The CNCF landscape provides excellent open source security tooling like OPA that complement the hardening techniques discussed above.
Enforce Security Policies with Open Policy Agent
Open Policy Agent (OPA) is an open source, general-purpose policy engine that unifies policy enforcement across your stack (Getting Started with OPA .) With OPA, you can define admission control policies to validate Kubernetes resources on create, update, delete. For example:
- Require pods to run as non-root
- Prevent use of privileged containers
- Match required labels are present
- Limit use of certain volumes or volume mounts
- Validate annotation values
- Check container resource requests and limits
OPA gives you a lot of flexibility to enforce custom policies beyond what tools like Pod Security Policies offer. Policies can be written in Rego language.
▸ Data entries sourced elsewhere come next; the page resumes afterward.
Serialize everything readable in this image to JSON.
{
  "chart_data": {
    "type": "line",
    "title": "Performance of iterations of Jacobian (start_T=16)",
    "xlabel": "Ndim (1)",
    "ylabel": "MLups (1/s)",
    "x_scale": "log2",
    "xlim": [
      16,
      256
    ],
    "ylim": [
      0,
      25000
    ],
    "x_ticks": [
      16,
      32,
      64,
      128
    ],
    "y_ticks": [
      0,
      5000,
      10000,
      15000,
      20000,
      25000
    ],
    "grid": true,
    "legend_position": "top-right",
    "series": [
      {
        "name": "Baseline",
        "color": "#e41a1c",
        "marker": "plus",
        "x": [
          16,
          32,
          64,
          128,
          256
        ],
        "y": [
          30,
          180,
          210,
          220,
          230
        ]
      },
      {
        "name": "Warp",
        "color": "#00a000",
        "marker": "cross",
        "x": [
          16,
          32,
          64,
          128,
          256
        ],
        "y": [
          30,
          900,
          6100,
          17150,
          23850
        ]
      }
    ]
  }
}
To integrate OPA with EKS:
- Deploy OPA as a sidecar container in pods across your cluster
- Configure OPA sidecar to listen on localhost for policy decisions
- Register OPA with your Kubernetes API server for admission webhook
- Define Rego policies and load into OPA sidecars
Now when the API server receives a request to create or modify a resource, it will call the OPA sidecar for admission approval based on your policies. Requests are denied if policies fail.
Benefits of OPA:
- Unified policy engine for flexible policy definition
- Decouples policy from Kubernetes for portability
- Enables default deny and whitelist approaches
- Allows integration with external data sources
- Can watch config maps and secrets for auto policy reloads
Here is an example OPA policy that prevents creating pods with the ability to run as root:
# Deny pods with securityContext.runAsNonRoot: false
package kubernetes.admission
import data.kubernetes.pods
deny[msg] {
pods.review.object.spec.securityContext.runAsNonRoot == false
msg := "Pod cannot disable runAsNonRoot"This policy checks if the Pod spec defines securityContext.runAsNonRoot as false. If so, it will deny the create request and return a denial message.
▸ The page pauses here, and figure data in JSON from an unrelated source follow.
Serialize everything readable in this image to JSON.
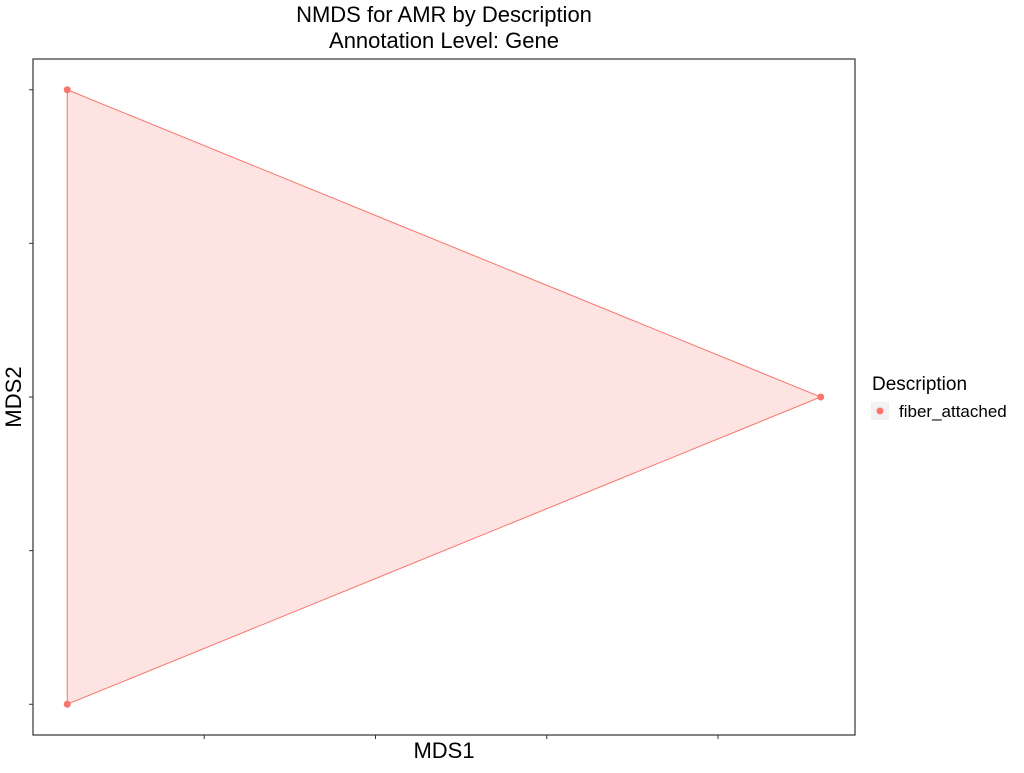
{
  "chart_data": {
    "type": "scatter",
    "title": "NMDS for AMR by Description",
    "subtitle": "Annotation Level: Gene",
    "xlabel": "MDS1",
    "ylabel": "MDS2",
    "xlim": [
      -0.1,
      2.3
    ],
    "ylim": [
      -0.1,
      2.1
    ],
    "x_ticks": [
      0.4,
      0.9,
      1.4,
      1.9
    ],
    "y_ticks": [
      0.0,
      0.5,
      1.0,
      1.5,
      2.0
    ],
    "tick_labels_shown": false,
    "grid": false,
    "legend": {
      "title": "Description",
      "placement": "right"
    },
    "series": [
      {
        "name": "fiber_attached",
        "color": "#F8766D",
        "fill": "#FDE3E1",
        "hull": true,
        "points": [
          {
            "x": 0.0,
            "y": 2.0
          },
          {
            "x": 2.2,
            "y": 1.0
          },
          {
            "x": 0.0,
            "y": 0.0
          }
        ]
      }
    ]
  }
}
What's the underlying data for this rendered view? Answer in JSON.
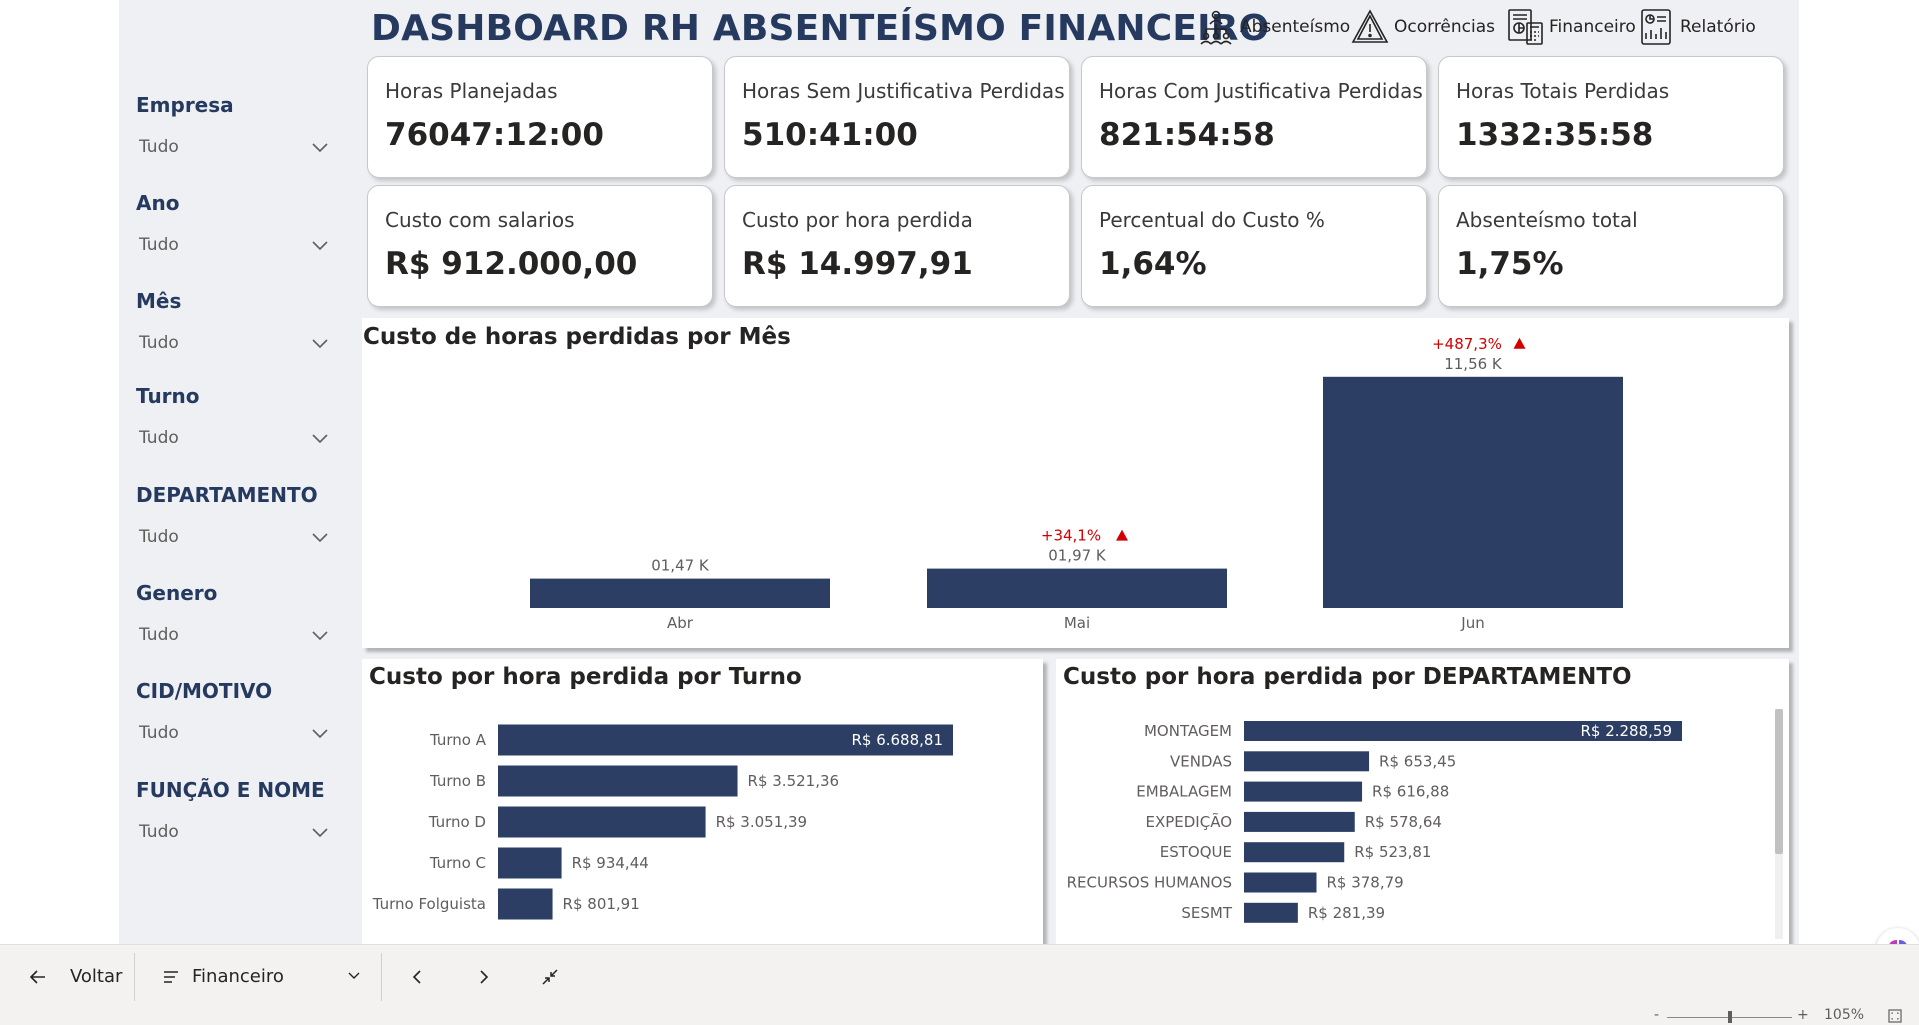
{
  "title": "DASHBOARD RH ABSENTEÍSMO FINANCEIRO",
  "nav": [
    {
      "label": "Absenteísmo",
      "icon": "team-hierarchy-icon"
    },
    {
      "label": "Ocorrências",
      "icon": "warning-icon"
    },
    {
      "label": "Financeiro",
      "icon": "finance-calculator-icon"
    },
    {
      "label": "Relatório",
      "icon": "report-icon"
    }
  ],
  "filters": [
    {
      "label": "Empresa",
      "value": "Tudo"
    },
    {
      "label": "Ano",
      "value": "Tudo"
    },
    {
      "label": "Mês",
      "value": "Tudo"
    },
    {
      "label": "Turno",
      "value": "Tudo"
    },
    {
      "label": "DEPARTAMENTO",
      "value": "Tudo"
    },
    {
      "label": "Genero",
      "value": "Tudo"
    },
    {
      "label": "CID/MOTIVO",
      "value": "Tudo"
    },
    {
      "label": "FUNÇÃO E NOME",
      "value": "Tudo"
    }
  ],
  "kpis": [
    {
      "label": "Horas Planejadas",
      "value": "76047:12:00"
    },
    {
      "label": "Horas Sem Justificativa Perdidas",
      "value": "510:41:00"
    },
    {
      "label": "Horas Com Justificativa Perdidas",
      "value": "821:54:58"
    },
    {
      "label": "Horas Totais Perdidas",
      "value": "1332:35:58"
    },
    {
      "label": "Custo com salarios",
      "value": "R$ 912.000,00"
    },
    {
      "label": "Custo por hora perdida",
      "value": "R$ 14.997,91"
    },
    {
      "label": "Percentual do Custo %",
      "value": "1,64%"
    },
    {
      "label": "Absenteísmo total",
      "value": "1,75%"
    }
  ],
  "chart_data": [
    {
      "type": "bar",
      "title": "Custo de horas perdidas por Mês",
      "categories": [
        "Abr",
        "Mai",
        "Jun"
      ],
      "values": [
        1470,
        1970,
        11560
      ],
      "data_labels": [
        "01,47 K",
        "01,97 K",
        "11,56 K"
      ],
      "change_labels": [
        "",
        "+34,1%",
        "+487,3%"
      ],
      "ylim": [
        0,
        12000
      ],
      "color": "#2c3e63",
      "change_color": "#d40000"
    },
    {
      "type": "bar",
      "orientation": "horizontal",
      "title": "Custo por hora perdida por Turno",
      "categories": [
        "Turno A",
        "Turno B",
        "Turno D",
        "Turno C",
        "Turno Folguista"
      ],
      "values": [
        6688.81,
        3521.36,
        3051.39,
        934.44,
        801.91
      ],
      "data_labels": [
        "R$ 6.688,81",
        "R$ 3.521,36",
        "R$ 3.051,39",
        "R$ 934,44",
        "R$ 801,91"
      ],
      "color": "#2c3e63"
    },
    {
      "type": "bar",
      "orientation": "horizontal",
      "title": "Custo por hora perdida por DEPARTAMENTO",
      "categories": [
        "MONTAGEM",
        "VENDAS",
        "EMBALAGEM",
        "EXPEDIÇÃO",
        "ESTOQUE",
        "RECURSOS HUMANOS",
        "SESMT"
      ],
      "values": [
        2288.59,
        653.45,
        616.88,
        578.64,
        523.81,
        378.79,
        281.39
      ],
      "data_labels": [
        "R$ 2.288,59",
        "R$ 653,45",
        "R$ 616,88",
        "R$ 578,64",
        "R$ 523,81",
        "R$ 378,79",
        "R$ 281,39"
      ],
      "color": "#2c3e63"
    }
  ],
  "bottombar": {
    "back_label": "Voltar",
    "page_label": "Financeiro"
  },
  "statusbar": {
    "zoom_minus": "-",
    "zoom_plus": "+",
    "zoom_level": "105%"
  }
}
To integrate this with OPA:
- Save the policy as a .rego file (e.g. require-nonroot.rego)
- Load the policy into OPA using the REST API /v1/policies endpoint
- Configure the admission webhook to call the OPA sidecar for policy decisions
Now when the API server receives a Pod create request, OPA will evaluate the policy against the Pod spec. If runAsNonRoot is false, the create will be denied with the provided message.
In conclusion
Securing Kubernetes is an essential responsibility when running production workloads. While EKS provides a scalable foundation, hardening your cluster requires proactive effort. Use strong access controls, encryption, vulnerability management, and runtime monitoring to implement defense in depth. Leverage Kubernetes native security features like pod security policies and network policies to adhere to least privilege principles. And consider powerful tools like OPA to enforce custom policies across your stack. With vigilance and a layered approach, you can benefit from the automation of EKS while protecting your applications and data. Kubernetes empowers developers to ship code quickly but that velocity must be tempered with diligent security measures. As cloud architects and stewards of our organizations’ infrastructure, we must guide our users towards securely embracing the promise of containers.